As Boston Marathon runners coped with bad weather on the course during the recent race, there was an invisible competition going on among wireless carriers — and one of the (legal!) performance enhancers in use was carrier aggregation.
Benchmarking company Global Wireless Solutions reported that according to testing conducted prior to and during the marathon, AT&T has deployed four component-carrier carrier aggregation and the other national wireless carriers were utilizing 3C CA to boost network capabilities at sites along the marathon route. AT&T took first place in GWS’ testing with the most category wins, followed by T-Mobile US in second place, Verizon in third and Sprint in fourth.
About 500,000 people typically gather along the marathon route, including both runners and observers. The nature of the event makes for a lot of social media postings of photos and video, noted Paul Carter, CEO of GWS. GWS conducted tests that mimicked user posting behavior, Carter said, including new capabilities to generate actual Facebook posts.
GWS’ testing took place along the entire marathon route prior to the race, with particular focus on the finish line on the day of the vent.
Prior to the marathon, “we literally started at one end and drove the entire route, start to finish. Then we doubled back and at every mile marker, stopped, waited for a period of time … to collect voice and data samples at each location along the way so we could then collate that with the whole day’s data on the actual day of the run itself,” Carter said.
Carter said that GWS collected about 9,000 voice and data samples, using Rohde & Schwarz’s SwissQual QualiPoc backpack test set-up and Samsung Galaxy S8 devices.
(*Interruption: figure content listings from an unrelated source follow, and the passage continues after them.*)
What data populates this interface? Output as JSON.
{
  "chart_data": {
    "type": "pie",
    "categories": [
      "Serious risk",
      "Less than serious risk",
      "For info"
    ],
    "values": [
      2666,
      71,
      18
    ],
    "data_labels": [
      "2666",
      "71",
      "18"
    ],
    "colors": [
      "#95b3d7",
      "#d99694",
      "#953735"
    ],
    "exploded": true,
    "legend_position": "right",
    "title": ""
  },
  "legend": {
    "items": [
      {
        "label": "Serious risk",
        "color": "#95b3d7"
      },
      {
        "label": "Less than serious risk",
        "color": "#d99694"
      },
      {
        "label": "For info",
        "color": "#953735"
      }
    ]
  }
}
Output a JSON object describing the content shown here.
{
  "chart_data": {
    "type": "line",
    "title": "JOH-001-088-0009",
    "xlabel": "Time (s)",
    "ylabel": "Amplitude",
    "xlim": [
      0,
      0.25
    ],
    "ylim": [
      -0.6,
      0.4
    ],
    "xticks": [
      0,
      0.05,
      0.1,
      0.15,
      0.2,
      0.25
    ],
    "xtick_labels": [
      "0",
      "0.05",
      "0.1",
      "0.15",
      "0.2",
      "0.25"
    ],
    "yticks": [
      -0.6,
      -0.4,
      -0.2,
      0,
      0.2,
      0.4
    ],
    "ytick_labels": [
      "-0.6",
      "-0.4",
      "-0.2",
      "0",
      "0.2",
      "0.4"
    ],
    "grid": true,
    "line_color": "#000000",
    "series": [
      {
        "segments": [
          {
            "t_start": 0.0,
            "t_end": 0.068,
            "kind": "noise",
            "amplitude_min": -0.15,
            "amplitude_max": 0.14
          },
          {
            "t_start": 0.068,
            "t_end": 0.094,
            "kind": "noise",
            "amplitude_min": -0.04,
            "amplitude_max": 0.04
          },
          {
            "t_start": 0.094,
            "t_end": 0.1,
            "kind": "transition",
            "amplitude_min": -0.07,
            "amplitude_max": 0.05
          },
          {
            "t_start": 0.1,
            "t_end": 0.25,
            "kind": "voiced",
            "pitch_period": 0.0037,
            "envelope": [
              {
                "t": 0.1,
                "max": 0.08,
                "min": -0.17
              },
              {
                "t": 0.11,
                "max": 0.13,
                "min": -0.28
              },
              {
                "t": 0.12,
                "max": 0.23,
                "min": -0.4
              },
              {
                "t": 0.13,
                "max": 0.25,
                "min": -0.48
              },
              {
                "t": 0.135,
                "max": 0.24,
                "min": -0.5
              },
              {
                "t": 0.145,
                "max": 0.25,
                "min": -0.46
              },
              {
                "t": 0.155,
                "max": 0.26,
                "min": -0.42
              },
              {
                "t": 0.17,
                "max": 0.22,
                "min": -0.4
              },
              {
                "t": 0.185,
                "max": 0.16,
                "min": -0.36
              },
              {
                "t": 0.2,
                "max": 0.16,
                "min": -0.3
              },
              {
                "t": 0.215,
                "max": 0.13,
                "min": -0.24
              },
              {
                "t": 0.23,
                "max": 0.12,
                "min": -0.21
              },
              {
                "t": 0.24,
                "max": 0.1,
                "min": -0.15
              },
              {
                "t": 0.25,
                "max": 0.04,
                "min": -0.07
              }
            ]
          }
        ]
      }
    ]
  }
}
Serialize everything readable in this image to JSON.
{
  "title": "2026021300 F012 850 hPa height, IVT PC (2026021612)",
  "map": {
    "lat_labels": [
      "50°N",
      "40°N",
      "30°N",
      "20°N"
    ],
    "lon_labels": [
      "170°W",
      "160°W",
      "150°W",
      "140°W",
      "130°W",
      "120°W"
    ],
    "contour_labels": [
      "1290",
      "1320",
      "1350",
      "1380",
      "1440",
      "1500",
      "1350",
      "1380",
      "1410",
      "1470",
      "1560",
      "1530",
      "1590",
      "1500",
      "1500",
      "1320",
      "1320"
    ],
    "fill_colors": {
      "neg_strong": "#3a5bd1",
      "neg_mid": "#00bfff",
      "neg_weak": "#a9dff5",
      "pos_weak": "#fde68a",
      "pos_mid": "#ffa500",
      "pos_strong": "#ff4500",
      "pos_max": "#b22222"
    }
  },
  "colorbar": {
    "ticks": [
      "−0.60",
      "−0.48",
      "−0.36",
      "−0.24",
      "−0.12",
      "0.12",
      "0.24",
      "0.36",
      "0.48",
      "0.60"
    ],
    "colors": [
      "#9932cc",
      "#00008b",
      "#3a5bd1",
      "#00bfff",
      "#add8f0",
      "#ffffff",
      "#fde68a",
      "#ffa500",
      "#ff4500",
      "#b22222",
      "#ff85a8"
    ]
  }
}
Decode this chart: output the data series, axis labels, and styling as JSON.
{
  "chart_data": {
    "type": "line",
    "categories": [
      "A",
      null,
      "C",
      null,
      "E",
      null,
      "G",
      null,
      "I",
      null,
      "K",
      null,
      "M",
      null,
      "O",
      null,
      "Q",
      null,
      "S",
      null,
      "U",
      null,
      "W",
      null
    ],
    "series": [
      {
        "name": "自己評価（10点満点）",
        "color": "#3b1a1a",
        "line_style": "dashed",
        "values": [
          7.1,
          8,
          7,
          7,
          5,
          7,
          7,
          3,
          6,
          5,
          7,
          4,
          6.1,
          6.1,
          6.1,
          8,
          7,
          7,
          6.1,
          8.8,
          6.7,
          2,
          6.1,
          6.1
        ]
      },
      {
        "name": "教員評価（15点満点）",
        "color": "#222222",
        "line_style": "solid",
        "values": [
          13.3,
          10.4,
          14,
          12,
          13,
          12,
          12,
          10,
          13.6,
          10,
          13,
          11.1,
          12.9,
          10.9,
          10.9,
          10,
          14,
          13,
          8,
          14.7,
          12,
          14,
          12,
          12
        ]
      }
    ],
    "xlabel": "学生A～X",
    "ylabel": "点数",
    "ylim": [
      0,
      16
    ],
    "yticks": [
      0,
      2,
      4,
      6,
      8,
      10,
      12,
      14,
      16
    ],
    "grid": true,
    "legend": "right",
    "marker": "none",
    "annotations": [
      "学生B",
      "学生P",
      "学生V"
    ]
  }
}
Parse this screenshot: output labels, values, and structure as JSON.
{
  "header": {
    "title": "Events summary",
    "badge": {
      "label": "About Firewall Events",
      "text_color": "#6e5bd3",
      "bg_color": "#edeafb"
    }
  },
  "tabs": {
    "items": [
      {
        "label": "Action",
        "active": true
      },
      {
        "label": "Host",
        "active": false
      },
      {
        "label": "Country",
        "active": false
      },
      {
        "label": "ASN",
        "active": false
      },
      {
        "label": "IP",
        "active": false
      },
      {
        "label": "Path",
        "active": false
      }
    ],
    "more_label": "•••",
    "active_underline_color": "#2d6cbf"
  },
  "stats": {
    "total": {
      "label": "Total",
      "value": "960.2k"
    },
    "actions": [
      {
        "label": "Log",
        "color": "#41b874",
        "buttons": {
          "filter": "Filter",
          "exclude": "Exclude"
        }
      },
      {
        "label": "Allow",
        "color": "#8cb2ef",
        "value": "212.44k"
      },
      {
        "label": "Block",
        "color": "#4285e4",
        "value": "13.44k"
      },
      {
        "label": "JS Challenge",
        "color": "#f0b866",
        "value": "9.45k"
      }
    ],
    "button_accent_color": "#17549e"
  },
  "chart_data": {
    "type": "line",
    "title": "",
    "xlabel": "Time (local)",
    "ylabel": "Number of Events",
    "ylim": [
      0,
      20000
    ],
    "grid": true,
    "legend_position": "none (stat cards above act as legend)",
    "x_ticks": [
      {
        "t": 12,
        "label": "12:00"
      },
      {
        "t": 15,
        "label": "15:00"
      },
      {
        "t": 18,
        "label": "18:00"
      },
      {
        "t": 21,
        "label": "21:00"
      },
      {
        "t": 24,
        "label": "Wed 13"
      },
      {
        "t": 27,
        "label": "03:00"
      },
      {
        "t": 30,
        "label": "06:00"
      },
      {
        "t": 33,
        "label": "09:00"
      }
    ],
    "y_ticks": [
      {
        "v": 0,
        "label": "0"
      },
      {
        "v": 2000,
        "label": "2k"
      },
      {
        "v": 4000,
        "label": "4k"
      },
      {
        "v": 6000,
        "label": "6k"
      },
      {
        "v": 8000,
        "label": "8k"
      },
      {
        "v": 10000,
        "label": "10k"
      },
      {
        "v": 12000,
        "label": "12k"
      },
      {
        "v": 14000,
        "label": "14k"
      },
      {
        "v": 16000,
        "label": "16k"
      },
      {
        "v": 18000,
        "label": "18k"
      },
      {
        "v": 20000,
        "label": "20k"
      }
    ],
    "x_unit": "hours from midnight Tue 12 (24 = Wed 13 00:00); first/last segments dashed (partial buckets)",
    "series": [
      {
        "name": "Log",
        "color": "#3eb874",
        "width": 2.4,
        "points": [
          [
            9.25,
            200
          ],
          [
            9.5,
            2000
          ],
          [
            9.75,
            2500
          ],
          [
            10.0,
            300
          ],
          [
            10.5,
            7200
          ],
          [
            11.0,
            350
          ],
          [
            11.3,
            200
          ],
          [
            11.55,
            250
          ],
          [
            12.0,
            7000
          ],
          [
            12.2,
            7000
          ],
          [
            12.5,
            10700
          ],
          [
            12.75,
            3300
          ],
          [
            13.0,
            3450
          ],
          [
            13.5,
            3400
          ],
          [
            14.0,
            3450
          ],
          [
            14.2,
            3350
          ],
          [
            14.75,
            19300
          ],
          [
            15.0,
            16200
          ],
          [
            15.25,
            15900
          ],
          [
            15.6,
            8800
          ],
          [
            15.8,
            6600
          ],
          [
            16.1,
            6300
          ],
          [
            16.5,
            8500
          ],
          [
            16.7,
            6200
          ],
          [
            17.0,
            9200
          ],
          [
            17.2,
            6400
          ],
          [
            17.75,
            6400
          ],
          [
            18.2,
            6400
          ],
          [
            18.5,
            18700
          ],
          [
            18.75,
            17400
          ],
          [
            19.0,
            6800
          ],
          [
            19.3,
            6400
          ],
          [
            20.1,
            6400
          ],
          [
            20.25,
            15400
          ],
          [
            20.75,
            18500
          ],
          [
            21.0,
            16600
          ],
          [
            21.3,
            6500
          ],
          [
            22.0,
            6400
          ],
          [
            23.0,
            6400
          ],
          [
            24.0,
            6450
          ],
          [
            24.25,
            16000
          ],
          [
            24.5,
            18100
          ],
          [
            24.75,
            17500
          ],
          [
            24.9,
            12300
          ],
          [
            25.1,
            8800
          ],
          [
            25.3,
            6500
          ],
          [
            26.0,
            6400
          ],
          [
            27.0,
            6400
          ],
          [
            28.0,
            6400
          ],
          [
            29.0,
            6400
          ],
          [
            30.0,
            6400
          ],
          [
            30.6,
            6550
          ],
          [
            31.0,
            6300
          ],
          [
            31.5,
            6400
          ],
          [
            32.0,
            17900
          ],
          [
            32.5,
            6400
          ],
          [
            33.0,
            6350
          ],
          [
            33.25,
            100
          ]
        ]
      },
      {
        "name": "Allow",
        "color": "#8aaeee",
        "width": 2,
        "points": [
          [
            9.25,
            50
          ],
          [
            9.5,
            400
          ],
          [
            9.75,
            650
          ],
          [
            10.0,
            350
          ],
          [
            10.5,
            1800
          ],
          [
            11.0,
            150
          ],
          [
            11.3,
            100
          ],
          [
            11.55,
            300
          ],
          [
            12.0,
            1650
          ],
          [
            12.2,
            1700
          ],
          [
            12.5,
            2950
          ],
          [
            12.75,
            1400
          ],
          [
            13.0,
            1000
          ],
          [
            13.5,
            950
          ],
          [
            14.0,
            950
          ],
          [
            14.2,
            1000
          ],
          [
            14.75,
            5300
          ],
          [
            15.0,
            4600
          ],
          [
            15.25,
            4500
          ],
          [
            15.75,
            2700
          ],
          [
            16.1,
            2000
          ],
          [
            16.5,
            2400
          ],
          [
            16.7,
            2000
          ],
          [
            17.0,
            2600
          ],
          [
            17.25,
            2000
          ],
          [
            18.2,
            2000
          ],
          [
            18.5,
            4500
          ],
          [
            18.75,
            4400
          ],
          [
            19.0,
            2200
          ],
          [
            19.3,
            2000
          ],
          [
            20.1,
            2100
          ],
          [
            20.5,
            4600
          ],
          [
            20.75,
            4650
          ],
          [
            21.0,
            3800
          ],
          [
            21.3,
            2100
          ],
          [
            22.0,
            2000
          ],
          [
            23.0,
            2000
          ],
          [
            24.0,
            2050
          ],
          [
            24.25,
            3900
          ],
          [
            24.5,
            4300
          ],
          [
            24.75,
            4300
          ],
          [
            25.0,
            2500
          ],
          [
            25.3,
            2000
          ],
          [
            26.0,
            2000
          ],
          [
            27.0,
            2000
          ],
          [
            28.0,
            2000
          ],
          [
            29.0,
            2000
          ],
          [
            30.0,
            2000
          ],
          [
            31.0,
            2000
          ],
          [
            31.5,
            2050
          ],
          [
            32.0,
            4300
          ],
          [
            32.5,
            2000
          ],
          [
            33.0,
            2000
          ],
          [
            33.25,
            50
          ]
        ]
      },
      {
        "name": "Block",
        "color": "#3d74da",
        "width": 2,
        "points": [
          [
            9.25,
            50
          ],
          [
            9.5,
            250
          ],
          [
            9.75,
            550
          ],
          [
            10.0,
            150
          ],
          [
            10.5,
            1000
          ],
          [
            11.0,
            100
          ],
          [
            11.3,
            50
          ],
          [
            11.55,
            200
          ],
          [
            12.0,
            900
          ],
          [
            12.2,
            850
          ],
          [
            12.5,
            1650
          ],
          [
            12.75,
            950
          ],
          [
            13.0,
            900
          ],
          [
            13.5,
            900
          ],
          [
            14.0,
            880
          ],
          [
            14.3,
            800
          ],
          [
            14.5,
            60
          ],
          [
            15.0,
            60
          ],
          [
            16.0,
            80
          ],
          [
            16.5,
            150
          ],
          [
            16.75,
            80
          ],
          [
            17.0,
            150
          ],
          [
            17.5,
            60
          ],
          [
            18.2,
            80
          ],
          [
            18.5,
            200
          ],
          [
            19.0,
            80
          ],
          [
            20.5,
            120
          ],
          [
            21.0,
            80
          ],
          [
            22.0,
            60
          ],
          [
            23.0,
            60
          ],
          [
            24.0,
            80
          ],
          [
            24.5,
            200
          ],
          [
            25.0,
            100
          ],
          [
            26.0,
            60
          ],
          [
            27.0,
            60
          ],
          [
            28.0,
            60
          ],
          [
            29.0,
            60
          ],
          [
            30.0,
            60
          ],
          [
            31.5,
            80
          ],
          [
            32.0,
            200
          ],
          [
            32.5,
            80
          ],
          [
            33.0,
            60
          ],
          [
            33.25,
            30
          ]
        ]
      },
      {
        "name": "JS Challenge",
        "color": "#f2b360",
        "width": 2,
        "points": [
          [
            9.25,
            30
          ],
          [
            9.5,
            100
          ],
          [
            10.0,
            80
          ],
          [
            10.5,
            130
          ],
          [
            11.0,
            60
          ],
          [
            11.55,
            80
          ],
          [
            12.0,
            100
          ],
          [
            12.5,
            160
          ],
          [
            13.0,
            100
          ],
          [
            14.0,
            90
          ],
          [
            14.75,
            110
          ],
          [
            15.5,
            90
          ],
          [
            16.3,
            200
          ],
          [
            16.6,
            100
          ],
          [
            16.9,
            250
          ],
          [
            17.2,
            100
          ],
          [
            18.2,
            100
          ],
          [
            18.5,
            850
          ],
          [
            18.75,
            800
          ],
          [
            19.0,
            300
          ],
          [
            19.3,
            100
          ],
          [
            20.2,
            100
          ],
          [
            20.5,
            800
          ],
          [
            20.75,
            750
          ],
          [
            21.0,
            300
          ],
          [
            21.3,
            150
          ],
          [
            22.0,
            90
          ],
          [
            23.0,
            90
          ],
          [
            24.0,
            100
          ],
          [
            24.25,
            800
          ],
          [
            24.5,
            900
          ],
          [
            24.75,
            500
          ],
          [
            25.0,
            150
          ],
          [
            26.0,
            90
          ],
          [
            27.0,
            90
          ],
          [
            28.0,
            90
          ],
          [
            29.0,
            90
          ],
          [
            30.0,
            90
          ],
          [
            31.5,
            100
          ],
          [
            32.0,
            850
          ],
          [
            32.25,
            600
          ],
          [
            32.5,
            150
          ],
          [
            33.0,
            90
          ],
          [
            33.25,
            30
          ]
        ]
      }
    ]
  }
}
Carriers were ranked using GWS’ OneScore rubric, which weights performance based on how consumers are most likely to use their devices.
“What was interesting was that obviously, most of the networks had prepared pretty well for this marathon,” Carter said. While all the networks tied in their reliability scores, according to GWS, AT&T “finished at the top for video performance, tied with T-Mobile for data speed and overall data performance, and tied with T-Mobile and Verizon for social media.” T-Mobile US did particularly well in data speeds, the company reported, clocking the fastest upload speeds for selfies (AT&T was second) and for posting to Facebook.
GWS also did maximum throughput testing designed to check network capacity, although Carter noted that most consumers won’t ever get maximum throughput — but the network capabilities were nonetheless impressive at various points along the route. GWS saw peak speeds for Verizon and AT&T that climbed as high as about 150 Mbps in some cases, Carter said, with T-Mobile US reaching about 120 Mbps at one location, and Sprint achieving 80 Mbps at one location.
AT&T, Carter said, was the only carrier to utilize four component carrier aggregation with just under 80 MHz of bandwidth, while the other carriers used 3C CA. AT&T and T-Mobile US also utilized 256 QAM modulation, he added, and all the carriers “used quite a bit of two-way MIMO in the areas where we saw the super-fast speeds.” Verizon, he said, leveraged some four-way MIMO as well.
“I think these guys are getting really good at what they do,” Carter said. “The networks are getting ready for the future, and the future is here today, in many ways.”